The qualifications to become a gestational surrogate are somewhat rigorous. Besides being financially secure and having already gave birth, certain physical attributes are a must: age, BMI, being completely free of STDs, and all around general good health are all common requirements. These restrictions are intended to protect the health and well-being of both the surrogate mother and the child. After all, gestational surrogates and agencies are being trusted to take care of someone else’s child. Intended parents basically want to make sure their gestational surrogate is taking care of the pregnancy like they would if it was their own child they were carrying. There are, however, certain factors which are out of the both the surrogate’s and the agencies’ hands, such as birth defects.

How birth defects occur

A birth defect is a complication that changes the way the human body appears, functions, or both. Birth defects usually occur during the first trimester. Doctors can detect some birth defects at any time over the course of child’s life: during gestation, at birth, or at any period after birth, ranging in severity from moderate to severe. Some birth defects may even cause death. Though this is a terrible reality for any intended parent, there are actually steps a surrogate can take to increase the chances of giving birth to a healthy and happy baby.

Plan for the baby’s arrival.

Becoming a surrogate is a big undertaking and doesn’t happen immediately. This allows the surrogate enough time to break bad habits, such as drinking and smoking, in addition to physically and mentally preparing herself.

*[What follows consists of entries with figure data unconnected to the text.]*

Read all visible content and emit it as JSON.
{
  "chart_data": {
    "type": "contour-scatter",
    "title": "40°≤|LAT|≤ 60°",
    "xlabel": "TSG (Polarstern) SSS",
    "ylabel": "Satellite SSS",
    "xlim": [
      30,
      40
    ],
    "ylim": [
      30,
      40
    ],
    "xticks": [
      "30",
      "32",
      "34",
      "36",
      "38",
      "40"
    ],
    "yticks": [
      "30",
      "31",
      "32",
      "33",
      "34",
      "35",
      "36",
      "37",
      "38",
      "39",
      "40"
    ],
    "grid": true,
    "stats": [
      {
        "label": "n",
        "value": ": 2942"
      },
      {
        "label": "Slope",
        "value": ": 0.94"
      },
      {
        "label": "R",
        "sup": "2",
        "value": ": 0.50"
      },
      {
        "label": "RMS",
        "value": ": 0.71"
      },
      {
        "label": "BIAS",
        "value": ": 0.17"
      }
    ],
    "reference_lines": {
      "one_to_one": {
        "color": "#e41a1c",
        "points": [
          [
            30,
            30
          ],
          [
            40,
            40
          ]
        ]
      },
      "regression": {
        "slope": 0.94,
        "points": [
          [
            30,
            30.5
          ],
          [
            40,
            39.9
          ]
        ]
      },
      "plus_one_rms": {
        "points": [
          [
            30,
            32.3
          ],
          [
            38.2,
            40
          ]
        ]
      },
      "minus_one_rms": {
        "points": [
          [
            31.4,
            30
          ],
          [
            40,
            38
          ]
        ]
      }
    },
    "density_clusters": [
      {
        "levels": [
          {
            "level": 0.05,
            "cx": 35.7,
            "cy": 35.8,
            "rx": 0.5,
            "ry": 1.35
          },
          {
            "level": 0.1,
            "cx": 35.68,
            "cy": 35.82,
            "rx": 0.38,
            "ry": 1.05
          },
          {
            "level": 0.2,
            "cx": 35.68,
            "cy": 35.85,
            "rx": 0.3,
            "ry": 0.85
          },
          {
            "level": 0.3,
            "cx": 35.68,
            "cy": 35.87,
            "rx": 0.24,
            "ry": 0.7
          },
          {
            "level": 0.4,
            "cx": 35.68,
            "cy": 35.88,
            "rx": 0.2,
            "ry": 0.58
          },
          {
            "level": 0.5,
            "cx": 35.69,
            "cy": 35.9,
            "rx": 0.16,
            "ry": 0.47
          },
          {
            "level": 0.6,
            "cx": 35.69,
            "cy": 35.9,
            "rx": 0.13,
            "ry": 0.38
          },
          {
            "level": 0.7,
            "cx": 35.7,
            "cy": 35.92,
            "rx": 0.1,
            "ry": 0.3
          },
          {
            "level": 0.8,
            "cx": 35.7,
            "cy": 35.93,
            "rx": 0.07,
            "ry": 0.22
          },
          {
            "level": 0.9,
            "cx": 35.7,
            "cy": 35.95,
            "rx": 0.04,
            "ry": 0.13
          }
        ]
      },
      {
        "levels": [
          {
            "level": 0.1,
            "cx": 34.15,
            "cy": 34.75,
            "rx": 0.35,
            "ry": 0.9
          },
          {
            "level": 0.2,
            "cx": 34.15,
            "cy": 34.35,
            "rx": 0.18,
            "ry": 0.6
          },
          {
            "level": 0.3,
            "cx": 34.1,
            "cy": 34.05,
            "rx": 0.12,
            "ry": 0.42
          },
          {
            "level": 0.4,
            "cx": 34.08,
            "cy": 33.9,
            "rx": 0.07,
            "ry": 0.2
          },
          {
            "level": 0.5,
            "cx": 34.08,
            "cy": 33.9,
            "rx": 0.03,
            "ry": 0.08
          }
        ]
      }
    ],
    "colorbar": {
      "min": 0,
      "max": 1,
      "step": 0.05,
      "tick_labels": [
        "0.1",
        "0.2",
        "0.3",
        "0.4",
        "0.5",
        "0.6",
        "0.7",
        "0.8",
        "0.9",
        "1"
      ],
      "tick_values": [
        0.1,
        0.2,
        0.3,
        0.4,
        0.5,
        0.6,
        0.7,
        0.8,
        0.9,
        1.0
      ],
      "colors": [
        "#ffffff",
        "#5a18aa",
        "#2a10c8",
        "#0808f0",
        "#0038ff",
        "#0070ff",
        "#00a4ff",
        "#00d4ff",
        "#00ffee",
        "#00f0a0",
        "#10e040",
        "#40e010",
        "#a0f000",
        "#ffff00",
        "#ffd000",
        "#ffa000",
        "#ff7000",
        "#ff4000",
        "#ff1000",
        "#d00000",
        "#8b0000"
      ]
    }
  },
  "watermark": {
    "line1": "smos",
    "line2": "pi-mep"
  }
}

Visit the doctor regularly.

Proper medical care is one of the most important things a surrogate can to ensure a healthy bay. Prenatal care assures that the gestational surrogate’s health is maintained, while safeguarding the health of the fetus. If the surrogate mother sees a doctor regularly, some birth defects can be treated during the pregnancy, or even prevented.

Maintain a healthy body.

Surrogates should take care of the child by following a sensible, wholesome diet program, consisting of the five basic food groups: grain products, vegetables of all kinds (especially dark green), fruits (though not fruit juice), meat and protein rich foods, and milk and dairy products. Oils found in fish, nuts and through vegetable sources can also be nutritious in small amounts. The rule of thumb is low fat and high fiber.

Exercise regularly.

Surrogates should be cleared by a doctor before engaging in any exercise routine. Light to moderate exercises, such as walking, swimming, and riding a stationary bike, are usually recommended and can help improve posture and maintain a healthy pregnancy weight.

Get plenty of rest.

Surrogate mothers should take naps frequently and get at least 8 uninterrupted hours of sleep each night. When sleeping or resting, surrogate mothers should lay on their side as often as possible, especially on the left side. Resting or sleeping on the left side of the body improves the circulation to your baby and helps decrease any swelling that may occur.

Take iron and folic acid.

Prenatal vitamins are vital during a surrogate pregnancy. Taking folic acid daily has been shown to reduce the occurrence of birth defects in the baby’s brain and spine. Likewise, taking iron daily can reduce the risk of anemia later in pregnancy.

Drink plenty of fluids.

Gestational surrogate mothers should drink at least 6-8 glasses of water, fruit juice, or milk daily. One of the best ways in determining whether adequate fluid intake is by urine coloring: nearly-clear colored urine is fine but anything darker than very light yellow is a sign of dehydration.


While pregnant, it’s best to stay away from emotionally stressful situations, because too much can inadvertently have negative impact on the development of the baby. Incorporate stress relief methods such as mediation, if necessary.